Saving Microscopic Threatened Species Through Artificial Insemination
The Smithsonian’s National Zoo recently acquired 12,000 new animals-microscopic Elkhorn coral larvae-as part of an international collaborative program to raise the threatened species. National Zoo scientists hope to one day return the animals to their wild ocean habitat.
In August, National Zoo reproductive scientist Dr. Mary Hagedorn and invertebrates keeper Mike Henley traveled to Puerto Rico with marine scientists involved with Sexual Coral Reproduction (secORE) to collect and artificially inseminate coral. Hagedorn is pioneering the cyropreservation (freezing, storing and thawing) of coral sperm and eggs. Working in collaboration with secORE, she is trying to create a genome resource bank, which will help preserve the genetic diversity of coral.
Hagedorn, Henley and the team captured spawning coral gametes in nets during night dives and transferred them back to their laboratory on the beach for research and artificial insemination.
At the National Zoo’s invertebrates exhibit, Henley has been coaxing the 12,000 coral larvae to settle in to a specially designed tank.
From the original 12,000,158 larvae settled onto specially designed tiles and formed polyps-millimeter-sized corals that could eventually grow to be 10 feet wide.
Coral reefs are dying worldwide, largely due to human influences. In the Caribbean, populations of the massive Elkhorn coral (Acropora palmate), which historically have been the primary and most ecologically important reefbuilding coral, have declined by 90 to 99 percent since the mid 1980s. As a result, it is one of the first corals listed as threatened under the Endangered Species Act.

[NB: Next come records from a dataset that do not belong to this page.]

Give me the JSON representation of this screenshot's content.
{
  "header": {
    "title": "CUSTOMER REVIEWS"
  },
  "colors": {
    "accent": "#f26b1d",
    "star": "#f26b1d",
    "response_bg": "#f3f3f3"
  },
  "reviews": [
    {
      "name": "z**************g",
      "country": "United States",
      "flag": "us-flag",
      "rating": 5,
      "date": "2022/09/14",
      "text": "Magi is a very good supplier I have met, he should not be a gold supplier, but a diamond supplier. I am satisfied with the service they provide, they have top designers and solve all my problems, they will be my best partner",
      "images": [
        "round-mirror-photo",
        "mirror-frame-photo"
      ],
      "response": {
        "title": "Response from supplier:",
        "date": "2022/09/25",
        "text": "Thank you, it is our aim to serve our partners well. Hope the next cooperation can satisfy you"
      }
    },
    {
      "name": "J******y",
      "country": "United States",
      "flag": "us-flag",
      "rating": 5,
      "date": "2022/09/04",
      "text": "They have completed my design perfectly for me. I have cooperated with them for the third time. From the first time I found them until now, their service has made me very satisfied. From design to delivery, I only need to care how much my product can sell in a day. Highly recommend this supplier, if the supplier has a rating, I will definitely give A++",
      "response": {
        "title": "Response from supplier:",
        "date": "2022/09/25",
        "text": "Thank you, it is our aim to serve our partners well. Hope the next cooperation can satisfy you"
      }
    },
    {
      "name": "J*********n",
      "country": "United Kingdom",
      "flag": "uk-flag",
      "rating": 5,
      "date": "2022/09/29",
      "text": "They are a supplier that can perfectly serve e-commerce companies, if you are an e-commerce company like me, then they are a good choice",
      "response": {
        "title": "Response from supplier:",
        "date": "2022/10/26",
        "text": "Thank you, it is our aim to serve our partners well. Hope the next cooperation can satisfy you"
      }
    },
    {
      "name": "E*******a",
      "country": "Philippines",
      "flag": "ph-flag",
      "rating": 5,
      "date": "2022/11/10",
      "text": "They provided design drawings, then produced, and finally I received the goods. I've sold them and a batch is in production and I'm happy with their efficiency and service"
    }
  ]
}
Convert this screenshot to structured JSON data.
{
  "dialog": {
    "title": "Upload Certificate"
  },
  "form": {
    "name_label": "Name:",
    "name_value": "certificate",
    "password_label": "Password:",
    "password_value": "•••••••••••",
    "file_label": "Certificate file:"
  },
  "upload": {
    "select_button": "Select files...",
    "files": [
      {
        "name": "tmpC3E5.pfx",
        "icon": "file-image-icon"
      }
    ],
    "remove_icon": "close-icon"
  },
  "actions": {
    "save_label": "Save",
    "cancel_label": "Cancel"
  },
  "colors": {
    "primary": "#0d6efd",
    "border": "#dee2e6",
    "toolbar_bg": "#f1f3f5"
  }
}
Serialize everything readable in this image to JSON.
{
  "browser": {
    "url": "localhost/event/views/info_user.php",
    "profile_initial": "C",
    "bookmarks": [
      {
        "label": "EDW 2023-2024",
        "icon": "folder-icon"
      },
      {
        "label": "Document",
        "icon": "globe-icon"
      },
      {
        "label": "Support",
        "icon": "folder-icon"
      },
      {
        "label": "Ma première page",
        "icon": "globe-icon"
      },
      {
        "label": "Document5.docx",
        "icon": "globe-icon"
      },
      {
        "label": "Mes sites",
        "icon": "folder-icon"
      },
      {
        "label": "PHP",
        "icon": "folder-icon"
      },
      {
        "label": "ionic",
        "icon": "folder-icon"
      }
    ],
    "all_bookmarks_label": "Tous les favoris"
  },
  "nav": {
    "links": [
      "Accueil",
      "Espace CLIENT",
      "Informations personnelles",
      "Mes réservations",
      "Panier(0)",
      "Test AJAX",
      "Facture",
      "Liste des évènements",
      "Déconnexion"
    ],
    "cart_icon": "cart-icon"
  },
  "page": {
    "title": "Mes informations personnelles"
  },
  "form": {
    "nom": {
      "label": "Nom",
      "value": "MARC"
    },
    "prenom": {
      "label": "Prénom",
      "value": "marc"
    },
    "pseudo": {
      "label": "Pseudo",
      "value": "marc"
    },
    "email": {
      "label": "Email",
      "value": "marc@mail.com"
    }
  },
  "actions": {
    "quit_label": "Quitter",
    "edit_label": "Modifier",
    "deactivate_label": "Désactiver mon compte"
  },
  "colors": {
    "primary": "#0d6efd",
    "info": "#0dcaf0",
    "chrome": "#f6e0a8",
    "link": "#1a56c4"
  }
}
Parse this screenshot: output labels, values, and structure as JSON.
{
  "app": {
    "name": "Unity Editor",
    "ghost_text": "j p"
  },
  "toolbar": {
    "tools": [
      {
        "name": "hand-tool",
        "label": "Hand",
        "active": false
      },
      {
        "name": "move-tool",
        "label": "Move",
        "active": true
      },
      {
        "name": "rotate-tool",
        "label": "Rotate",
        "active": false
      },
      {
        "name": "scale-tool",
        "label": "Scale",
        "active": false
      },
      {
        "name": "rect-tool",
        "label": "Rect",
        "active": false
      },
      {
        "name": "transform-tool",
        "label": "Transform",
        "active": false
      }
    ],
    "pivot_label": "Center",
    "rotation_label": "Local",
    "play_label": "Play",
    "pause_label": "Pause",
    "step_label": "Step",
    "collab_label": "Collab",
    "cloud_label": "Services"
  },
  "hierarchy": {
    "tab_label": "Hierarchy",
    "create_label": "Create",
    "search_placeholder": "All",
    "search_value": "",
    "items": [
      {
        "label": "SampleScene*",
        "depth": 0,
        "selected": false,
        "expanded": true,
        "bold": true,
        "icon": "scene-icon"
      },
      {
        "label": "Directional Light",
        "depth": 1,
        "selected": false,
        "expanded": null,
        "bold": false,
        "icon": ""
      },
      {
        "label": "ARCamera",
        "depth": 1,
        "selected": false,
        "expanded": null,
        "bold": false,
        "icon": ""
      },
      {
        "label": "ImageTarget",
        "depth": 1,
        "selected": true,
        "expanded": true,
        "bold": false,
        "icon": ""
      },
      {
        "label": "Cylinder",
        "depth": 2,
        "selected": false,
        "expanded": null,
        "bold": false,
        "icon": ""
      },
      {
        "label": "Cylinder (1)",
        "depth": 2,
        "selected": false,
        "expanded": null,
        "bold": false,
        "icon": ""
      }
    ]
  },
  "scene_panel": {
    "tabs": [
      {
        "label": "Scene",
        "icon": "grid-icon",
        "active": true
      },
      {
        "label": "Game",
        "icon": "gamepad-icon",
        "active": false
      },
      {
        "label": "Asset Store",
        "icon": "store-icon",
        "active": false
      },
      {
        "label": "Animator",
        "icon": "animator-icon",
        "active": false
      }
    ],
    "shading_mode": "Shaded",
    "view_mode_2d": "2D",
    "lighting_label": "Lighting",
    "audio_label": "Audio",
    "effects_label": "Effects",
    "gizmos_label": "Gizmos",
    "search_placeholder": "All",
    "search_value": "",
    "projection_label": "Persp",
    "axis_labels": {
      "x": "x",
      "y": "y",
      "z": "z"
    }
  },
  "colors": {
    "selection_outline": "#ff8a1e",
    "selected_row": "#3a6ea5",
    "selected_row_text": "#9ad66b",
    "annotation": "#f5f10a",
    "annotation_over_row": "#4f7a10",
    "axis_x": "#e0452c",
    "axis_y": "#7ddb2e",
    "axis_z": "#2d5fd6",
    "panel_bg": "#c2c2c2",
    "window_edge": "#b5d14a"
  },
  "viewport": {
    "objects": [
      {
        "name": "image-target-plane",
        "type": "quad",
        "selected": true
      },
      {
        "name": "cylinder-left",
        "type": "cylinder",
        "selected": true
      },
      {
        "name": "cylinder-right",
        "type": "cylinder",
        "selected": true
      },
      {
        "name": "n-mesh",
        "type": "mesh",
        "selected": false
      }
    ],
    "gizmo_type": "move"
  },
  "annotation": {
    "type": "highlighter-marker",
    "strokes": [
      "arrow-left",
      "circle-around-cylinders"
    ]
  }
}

As many aquarium enthusiasts already know, coral can be easily reared in captivity: New colonies can grow from broken fragments of parent colonies. Those new colonies, however, are clones with the same genetic makeup as the parent coral.
For this reason, the National Zoo’s work with the artificial insemination and captive breeding of coral is essential to fighting its extinction. The more genetically diverse a population, the greater its chance of surviving various environmental stresses.